What you possible didn't know about Alan, that he :
* was born into a working class family in Islington, North London, the son of Elsie, a dressmaker and William, a house painter.
* left school in 1962 and worked as a copywriter for advertising agencies and in the 70's and directed the award winning Cinzano Vermouth advertisements with Leonard Rossiter and Joan Collins.
* in 1970, saw his screenplay for a schoolboy romance, 'S.W.A.L.K. ('sealed with a loving kiss'), produced by David Puttnam and released as 'Melody' : a tale of Mark Lester, a shy boy who meets and makes friends with Jack Wild and falls out when Jack falls in love with Tracy Hyde,'Melody'.
* had success with the tv play, 'The Evacuees' in 1975, about the experiences of two Jewish boys evacuated from London during the Blitz, winning the BAFTA television award for Best Director.
* found the transition to feature films difficult and failed to attract financing for screenplays he described as "about things that were very close to me... very English, very London, very angry working class" but which were considered 'too parochial'.
* as a purely pragmatic exercise, wrote 'Bugsy Malone' in 1976, a children's musical set in 1920's Chicago, as a pastiche of the conventions of the American gangster movie, which although chosen with the aim of attracting American finance, was mainly funded by the National Film Finance Corporation and Rank.
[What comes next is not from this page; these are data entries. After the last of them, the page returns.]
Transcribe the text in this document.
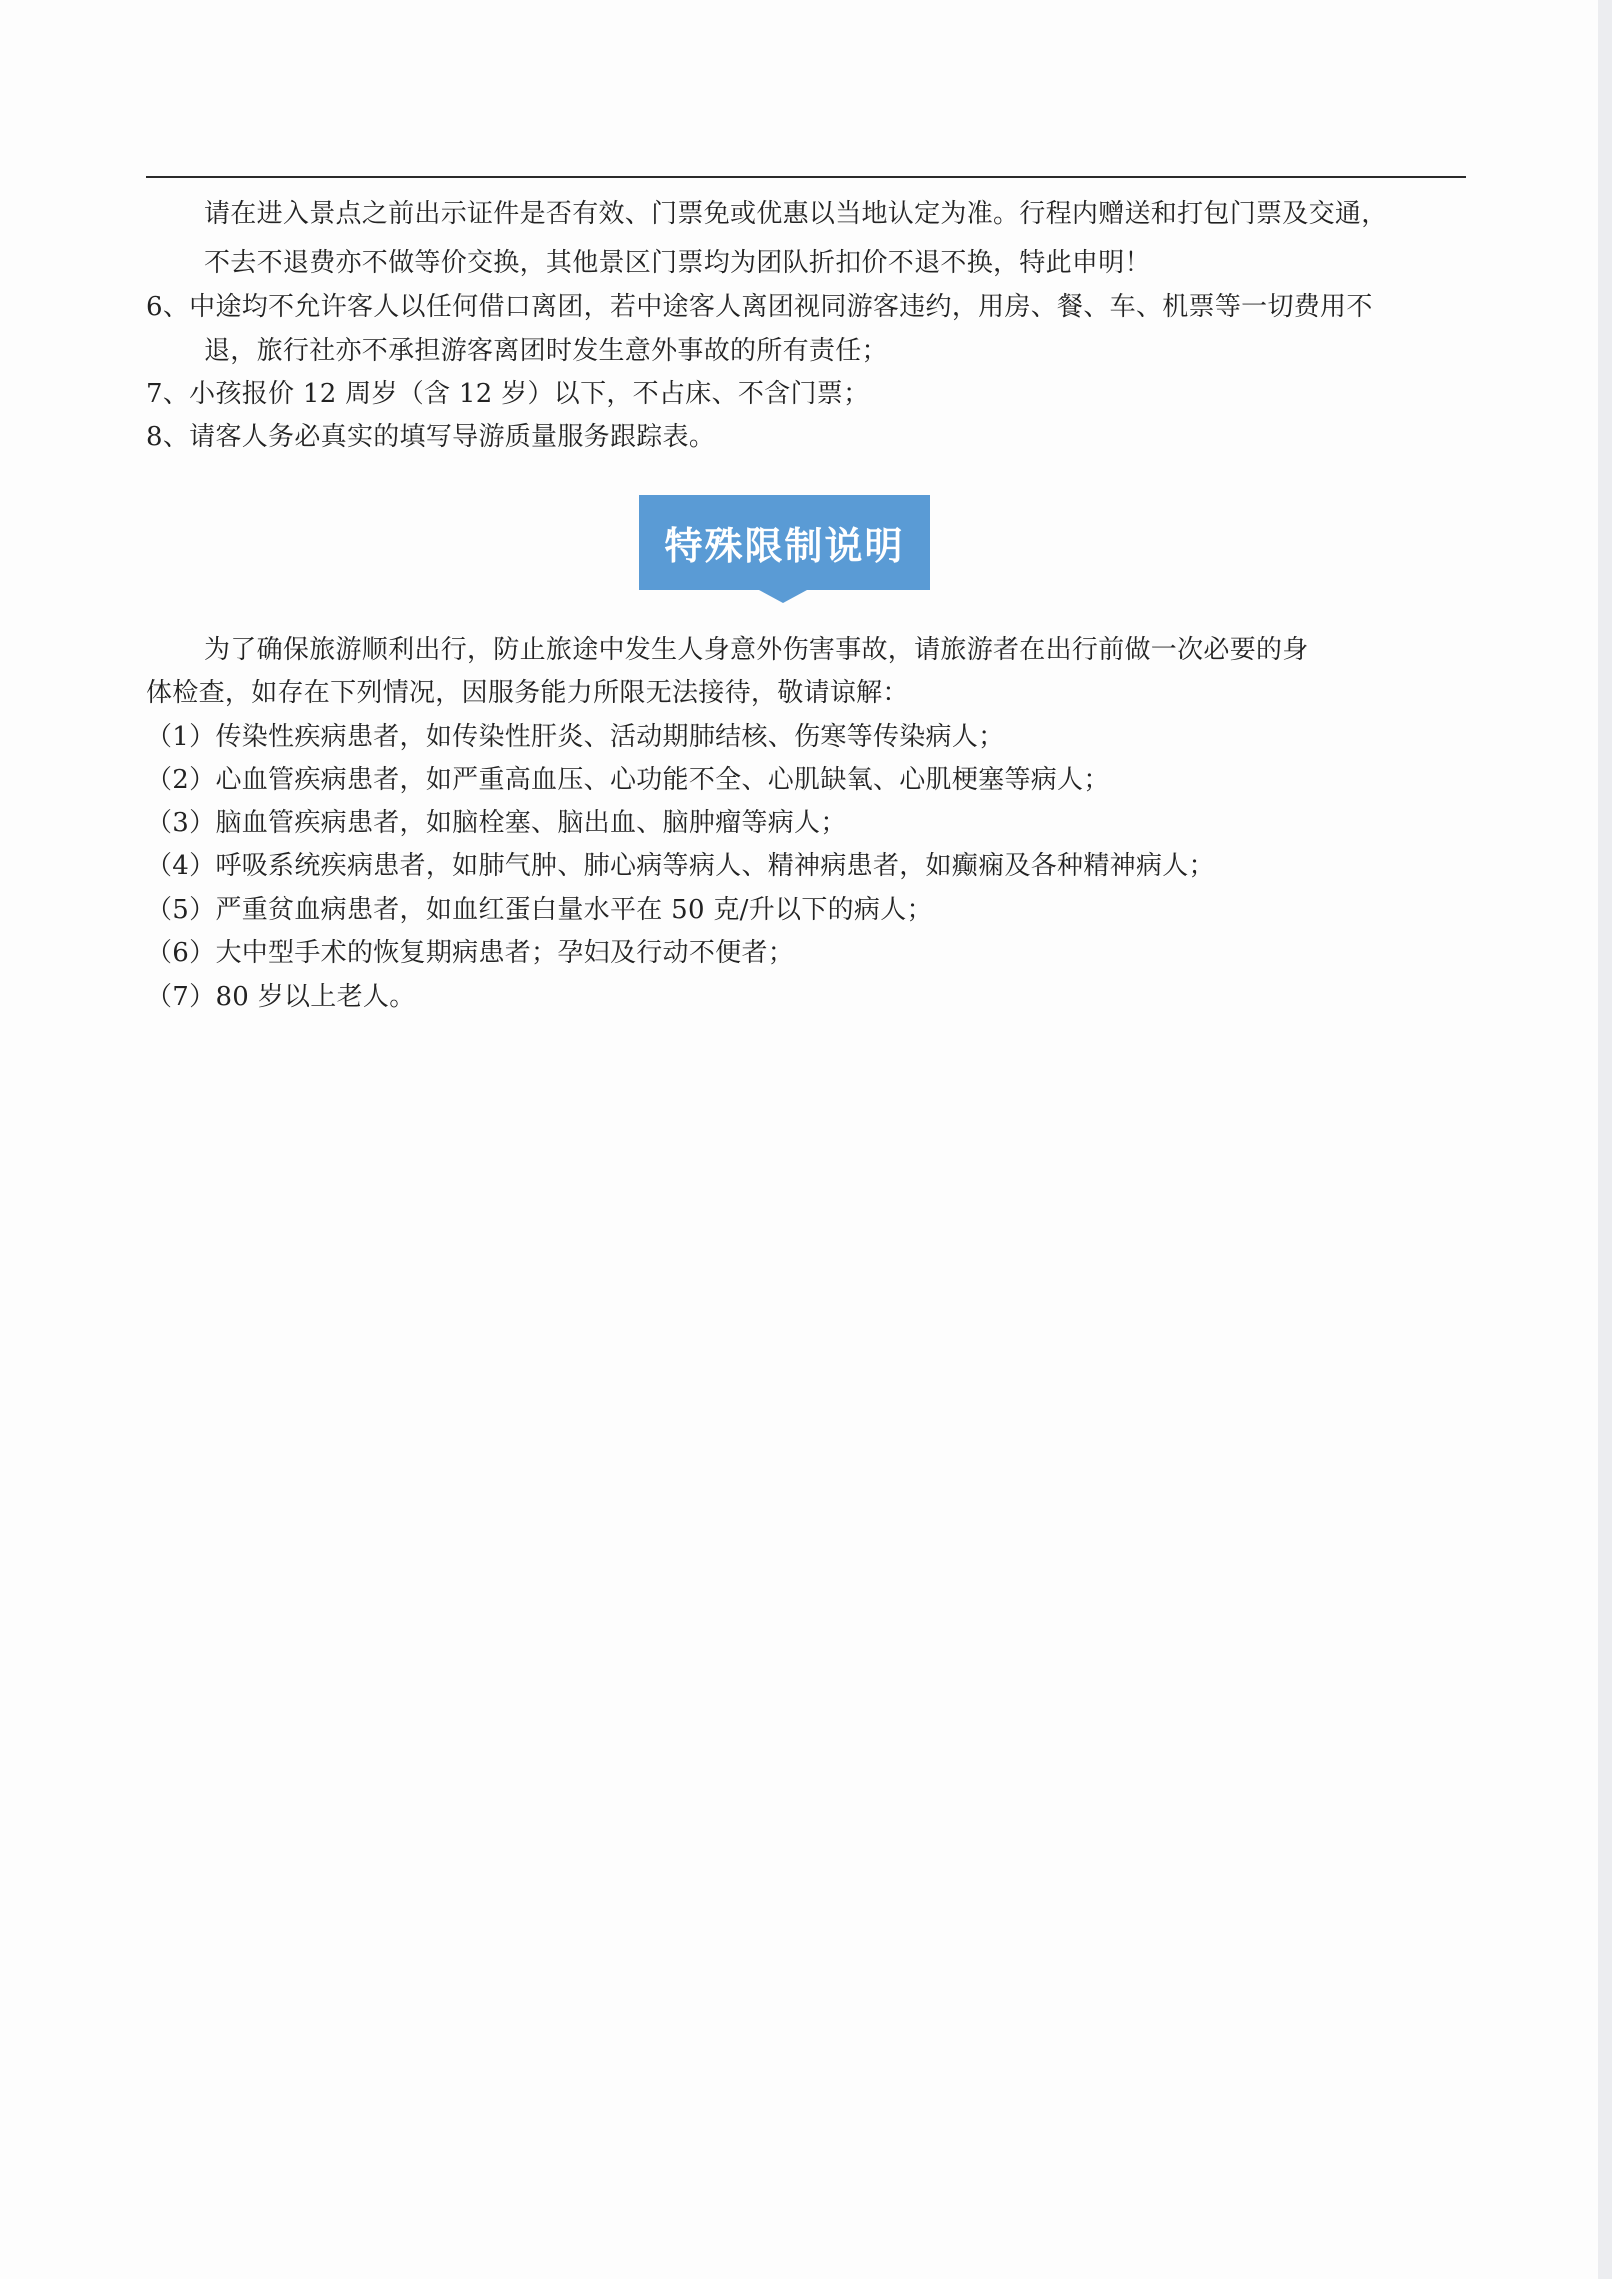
请在进入景点之前出示证件是否有效、门票免或优惠以当地认定为准。行程内赠送和打包门票及交通，
不去不退费亦不做等价交换，其他景区门票均为团队折扣价不退不换，特此申明！
6、中途均不允许客人以任何借口离团，若中途客人离团视同游客违约，用房、餐、车、机票等一切费用不
退，旅行社亦不承担游客离团时发生意外事故的所有责任；
7、小孩报价 12 周岁（含 12 岁）以下，不占床、不含门票；
8、请客人务必真实的填写导游质量服务跟踪表。
特殊限制说明
为了确保旅游顺利出行，防止旅途中发生人身意外伤害事故，请旅游者在出行前做一次必要的身
体检查，如存在下列情况，因服务能力所限无法接待，敬请谅解：
（1）传染性疾病患者，如传染性肝炎、活动期肺结核、伤寒等传染病人；
（2）心血管疾病患者，如严重高血压、心功能不全、心肌缺氧、心肌梗塞等病人；
（3）脑血管疾病患者，如脑栓塞、脑出血、脑肿瘤等病人；
（4）呼吸系统疾病患者，如肺气肿、肺心病等病人、精神病患者，如癫痫及各种精神病人；
（5）严重贫血病患者，如血红蛋白量水平在 50 克/升以下的病人；
（6）大中型手术的恢复期病患者；孕妇及行动不便者；
（7）80 岁以上老人。
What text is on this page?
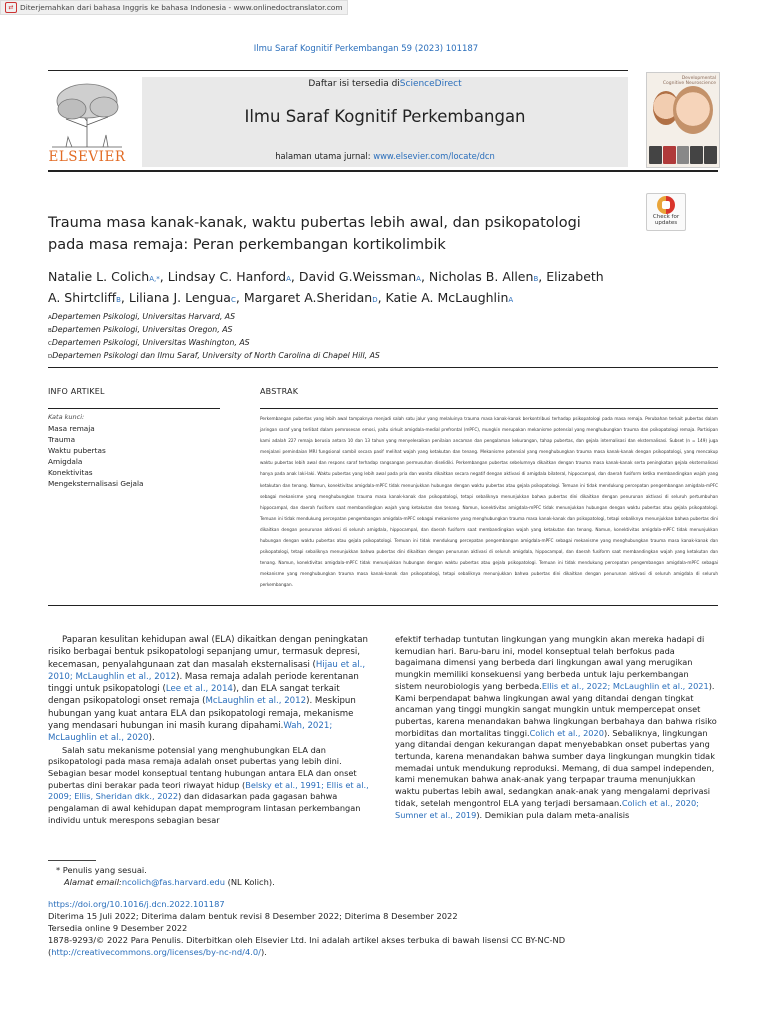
⇄ Diterjemahkan dari bahasa Inggris ke bahasa Indonesia - www.onlinedoctranslator.com
Ilmu Saraf Kognitif Perkembangan 59 (2023) 101187
ELSEVIER
Daftar isi tersedia diScienceDirect
Ilmu Saraf Kognitif Perkembangan
halaman utama jurnal: www.elsevier.com/locate/dcn
Developmental
Cognitive Neuroscience
Check for
updates
Trauma masa kanak-kanak, waktu pubertas lebih awal, dan psikopatologi pada masa remaja: Peran perkembangan kortikolimbik
Natalie L. ColichA,*, Lindsay C. HanfordA, David G.WeissmanA, Nicholas B. AllenB, Elizabeth A. ShirtcliffB, Liliana J. LenguaC, Margaret A.SheridanD, Katie A. McLaughlinA
ADepartemen Psikologi, Universitas Harvard, AS
BDepartemen Psikologi, Universitas Oregon, AS
CDepartemen Psikologi, Universitas Washington, AS
DDepartemen Psikologi dan Ilmu Saraf, University of North Carolina di Chapel Hill, AS
INFO ARTIKEL	ABSTRAK
Kata kunci:
Masa remaja
Trauma
Waktu pubertas
Amigdala
Konektivitas
Mengeksternalisasi Gejala
Perkembangan pubertas yang lebih awal tampaknya menjadi salah satu jalur yang melaluinya trauma masa kanak-kanak berkontribusi terhadap psikopatologi pada masa remaja. Perubahan terkait pubertas dalam jaringan saraf yang terlibat dalam pemrosesan emosi, yaitu sirkuit amigdala-medial prefrontal (mPFC), mungkin merupakan mekanisme potensial yang menghubungkan trauma dan psikopatologi remaja. Partisipan kami adalah 227 remaja berusia antara 10 dan 13 tahun yang menyelesaikan penilaian ancaman dan pengalaman kekurangan, tahap pubertas, dan gejala internalisasi dan eksternalisasi. Subset (n = 149) juga menjalani pemindaian MRI fungsional sambil secara pasif melihat wajah yang ketakutan dan tenang. Mekanisme potensial yang menghubungkan trauma masa kanak-kanak dengan psikopatologi, yang mencakup waktu pubertas lebih awal dan respons saraf terhadap rangsangan permusuhan diselidiki. Perkembangan pubertas sebelumnya dikaitkan dengan trauma masa kanak-kanak serta peningkatan gejala eksternalisasi hanya pada anak laki-laki. Waktu pubertas yang lebih awal pada pria dan wanita dikaitkan secara negatif dengan aktivasi di amigdala bilateral, hippocampal, dan daerah fusiform ketika membandingkan wajah yang ketakutan dan tenang. Namun, konektivitas amigdala-mPFC tidak menunjukkan hubungan dengan waktu pubertas atau gejala psikopatologi. Temuan ini tidak mendukung percepatan pengembangan amigdala-mPFC sebagai mekanisme yang menghubungkan trauma masa kanak-kanak dan psikopatologi, tetapi sebaliknya menunjukkan bahwa pubertas dini dikaitkan dengan penurunan aktivasi di seluruh pertumbuhan hippocampal, dan daerah fusiform saat membandingkan wajah yang ketakutan dan tenang. Namun, konektivitas amigdala-mPFC tidak menunjukkan hubungan dengan waktu pubertas atau gejala psikopatologi. Temuan ini tidak mendukung percepatan pengembangan amigdala-mPFC sebagai mekanisme yang menghubungkan trauma masa kanak-kanak dan psikopatologi, tetapi sebaliknya menunjukkan bahwa pubertas dini dikaitkan dengan penurunan aktivasi di seluruh amigdala, hippocampal, dan daerah fusiform saat membandingkan wajah yang ketakutan dan tenang. Namun, konektivitas amigdala-mPFC tidak menunjukkan hubungan dengan waktu pubertas atau gejala psikopatologi. Temuan ini tidak mendukung percepatan pengembangan amigdala-mPFC sebagai mekanisme yang menghubungkan trauma masa kanak-kanak dan psikopatologi, tetapi sebaliknya menunjukkan bahwa pubertas dini dikaitkan dengan penurunan aktivasi di seluruh amigdala, hippocampal, dan daerah fusiform saat membandingkan wajah yang ketakutan dan tenang. Namun, konektivitas amigdala-mPFC tidak menunjukkan hubungan dengan waktu pubertas atau gejala psikopatologi. Temuan ini tidak mendukung percepatan pengembangan amigdala-mPFC sebagai mekanisme yang menghubungkan trauma masa kanak-kanak dan psikopatologi, tetapi sebaliknya menunjukkan bahwa pubertas dini dikaitkan dengan penurunan aktivasi di seluruh amigdala di seluruh perkembangan.

Paparan kesulitan kehidupan awal (ELA) dikaitkan dengan peningkatan risiko berbagai bentuk psikopatologi sepanjang umur, termasuk depresi, kecemasan, penyalahgunaan zat dan masalah eksternalisasi (Hijau et al., 2010; McLaughlin et al., 2012). Masa remaja adalah periode kerentanan tinggi untuk psikopatologi (Lee et al., 2014), dan ELA sangat terkait dengan psikopatologi onset remaja (McLaughlin et al., 2012). Meskipun hubungan yang kuat antara ELA dan psikopatologi remaja, mekanisme yang mendasari hubungan ini masih kurang dipahami.Wah, 2021; McLaughlin et al., 2020).

Salah satu mekanisme potensial yang menghubungkan ELA dan psikopatologi pada masa remaja adalah onset pubertas yang lebih dini. Sebagian besar model konseptual tentang hubungan antara ELA dan onset pubertas dini berakar pada teori riwayat hidup (Belsky et al., 1991; Ellis et al., 2009; Ellis, Sheridan dkk., 2022) dan didasarkan pada gagasan bahwa pengalaman di awal kehidupan dapat memprogram lintasan perkembangan individu untuk merespons sebagian besar

efektif terhadap tuntutan lingkungan yang mungkin akan mereka hadapi di kemudian hari. Baru-baru ini, model konseptual telah berfokus pada bagaimana dimensi yang berbeda dari lingkungan awal yang merugikan mungkin memiliki konsekuensi yang berbeda untuk laju perkembangan sistem neurobiologis yang berbeda.Ellis et al., 2022; McLaughlin et al., 2021). Kami berpendapat bahwa lingkungan awal yang ditandai dengan tingkat ancaman yang tinggi mungkin sangat mungkin untuk mempercepat onset pubertas, karena menandakan bahwa lingkungan berbahaya dan bahwa risiko morbiditas dan mortalitas tinggi.Colich et al., 2020). Sebaliknya, lingkungan yang ditandai dengan kekurangan dapat menyebabkan onset pubertas yang tertunda, karena menandakan bahwa sumber daya lingkungan mungkin tidak memadai untuk mendukung reproduksi. Memang, di dua sampel independen, kami menemukan bahwa anak-anak yang terpapar trauma menunjukkan waktu pubertas lebih awal, sedangkan anak-anak yang mengalami deprivasi tidak, setelah mengontrol ELA yang terjadi bersamaan.Colich et al., 2020; Sumner et al., 2019). Demikian pula dalam meta-analisis

* Penulis yang sesuai.
Alamat email:ncolich@fas.harvard.edu (NL Kolich).
https://doi.org/10.1016/j.dcn.2022.101187
Diterima 15 Juli 2022; Diterima dalam bentuk revisi 8 Desember 2022; Diterima 8 Desember 2022
Tersedia online 9 Desember 2022
1878-9293/© 2022 Para Penulis. Diterbitkan oleh Elsevier Ltd. Ini adalah artikel akses terbuka di bawah lisensi CC BY-NC-ND (http://creativecommons.org/licenses/by-nc-nd/4.0/).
* collaborated in 1979 with Puttmam in a Heineken Beer tv commercial, ground breaking in its cast of a hundred and use of an elaborate film set.
* in 1982 directed 'Pink Floyd: The Wall', which received critical approval and a big audience.
* saw his 1991, 'The Commitments', an adaption of Roddy Doyle's story earn him 'Best Director' BAFTA award.
* with 'Angela's Ashes' in 1999, returned to Irish soil to direct an adaptation of Frank McCourt's Pulitzer Prize-winning novel starring Emily Watson and Robert Carlyle.
Screenonline have defined Alan as :
'a deeply paradoxical figure: a film-maker committed to popular, mainstream, narrative cinema, yet whose work is often challenging in theme and distinctive in look; a persistent critic of the British film establishment, yet a man who chaired two of the establishment's major institutions; a working class 'turnip-head' who was awarded the CBE in 1995 and a knighthood in 2002. Nevertheless, he has consistently pursued his own particular vision of film and film-making, and has always been prepared to put his reputation on the line, never taking refuge in whinging from the sidelines. A profile in The Face acutely defined him as 'an outsider with a superiority complex''.
Quotes from Alan :
"I was once described by one of my critics as an aesthetic fascist."
"I'm always afraid someone's going to tap me on the shoulder one day and say, "Back to North London"."
"Every time I've been to Cannes, I've made up my mind never to return. Every time my vanity wins over."